Have you heard of this thing called ‘Medianet’? If you are an average citizen, you might not have. If you are a reporter, the chances are you definitely know about it… and you’ve chosen your camp as well.
Let’s try another question… have you heard of the ‘Radiagate’? That whole scandal about that woman who apparently had the power to influence politicians and appointments and all that. I’m sure a lot of you wouldn’t mind being her, despite the scandals.
These are two issues that the Indian media has surprisingly been quiet about. Not a carefully guarded secret but something not bandied about in public either.
Of course, after the ‘sting’ operation by a foreign newspaper, some of our own presses have begun declaring that the supplements, which were thought to carry news, are actually ‘advertorials’.
To me, that move comes as a relief, even if I find it a little funny.

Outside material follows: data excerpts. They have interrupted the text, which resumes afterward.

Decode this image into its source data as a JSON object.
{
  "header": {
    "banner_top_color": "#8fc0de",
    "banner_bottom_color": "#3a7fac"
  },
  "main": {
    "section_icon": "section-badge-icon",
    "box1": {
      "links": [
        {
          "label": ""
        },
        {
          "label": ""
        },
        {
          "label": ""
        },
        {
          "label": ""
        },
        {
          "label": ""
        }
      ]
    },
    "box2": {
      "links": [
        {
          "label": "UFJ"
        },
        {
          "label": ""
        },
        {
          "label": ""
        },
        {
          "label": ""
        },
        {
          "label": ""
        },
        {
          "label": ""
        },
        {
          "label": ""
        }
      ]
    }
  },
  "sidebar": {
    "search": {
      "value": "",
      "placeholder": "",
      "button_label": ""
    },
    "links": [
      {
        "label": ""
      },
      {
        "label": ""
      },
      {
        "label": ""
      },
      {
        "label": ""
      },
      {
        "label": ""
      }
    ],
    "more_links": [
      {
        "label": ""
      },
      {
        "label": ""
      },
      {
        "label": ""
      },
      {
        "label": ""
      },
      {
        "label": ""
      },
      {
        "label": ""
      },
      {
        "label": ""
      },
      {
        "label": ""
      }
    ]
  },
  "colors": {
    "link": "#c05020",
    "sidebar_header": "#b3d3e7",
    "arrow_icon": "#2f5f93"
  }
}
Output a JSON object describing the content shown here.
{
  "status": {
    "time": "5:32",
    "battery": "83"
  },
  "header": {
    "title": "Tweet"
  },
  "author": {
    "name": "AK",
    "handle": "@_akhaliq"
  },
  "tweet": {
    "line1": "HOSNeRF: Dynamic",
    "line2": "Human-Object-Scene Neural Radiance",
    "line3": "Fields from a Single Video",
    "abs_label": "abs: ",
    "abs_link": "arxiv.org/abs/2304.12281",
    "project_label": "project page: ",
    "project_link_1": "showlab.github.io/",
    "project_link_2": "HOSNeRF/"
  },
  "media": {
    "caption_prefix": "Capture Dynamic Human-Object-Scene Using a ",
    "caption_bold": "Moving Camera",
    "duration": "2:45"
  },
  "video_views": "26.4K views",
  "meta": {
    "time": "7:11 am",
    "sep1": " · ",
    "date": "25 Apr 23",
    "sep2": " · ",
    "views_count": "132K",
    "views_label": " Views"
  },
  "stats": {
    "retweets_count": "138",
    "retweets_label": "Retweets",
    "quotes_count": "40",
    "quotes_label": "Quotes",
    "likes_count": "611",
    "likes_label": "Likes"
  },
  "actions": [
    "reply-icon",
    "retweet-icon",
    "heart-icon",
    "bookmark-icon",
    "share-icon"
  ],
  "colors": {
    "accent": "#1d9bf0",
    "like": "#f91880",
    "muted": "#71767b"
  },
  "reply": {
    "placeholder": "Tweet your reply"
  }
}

The India media has been sliding down for a long while now. Bribes and corruption exist among the watchdogs too… and has only gotten worse since it all became about the bottomlines.
24 hours of news has to be filled, and it needs to be ‘fresher’ and ‘different’ from the other 24 channels reporting the same thing. Considering how many channels have a chance to get scoops, it is only natural that they each resort to the shock value. And as the audience gets a little numb, the voltage is hiked up a little more.
People break down under constant pressure. Burnouts happen. So sometimes, we do take the easy way out. If someone like Radia offers us an exclusive in exchange to play messenger, the journalist compromises. It doesn’t seem like a big thing.
Then we grow lazier. We want the stories to come to us. If someone offers you a story on a platter, you do not bother digging into facts?
The first rule I was taught in journalism was never take anything at face value, always verify the facts. Even if the PR sent me the release, I would have to double check everything.
Recently, someone wrote an article about how the PR people were harassing the journalists to get their articles in place.
The field of PR and brand management were created for a reason. The PR does have some use to a reporter… they are under as much pressure to get publicity for their company as a reporter is under to get news. Perhaps more.
Any PR person with ethics would not cross boundaries to get their articles in place. Any journalist with ethics would not take the freebies in return for an article.
So it all comes down to ethics… and what you are willing to do to get that job done. If you want to be lazy, if you want to compromise on quality, if you want to misuse the power that you do have.
We become journalists because, somewhere, we were all idealists and we believed we could make a difference.
We can. If people do believe us.
But now, we don’t believe that we can. So where does that leave the idealist?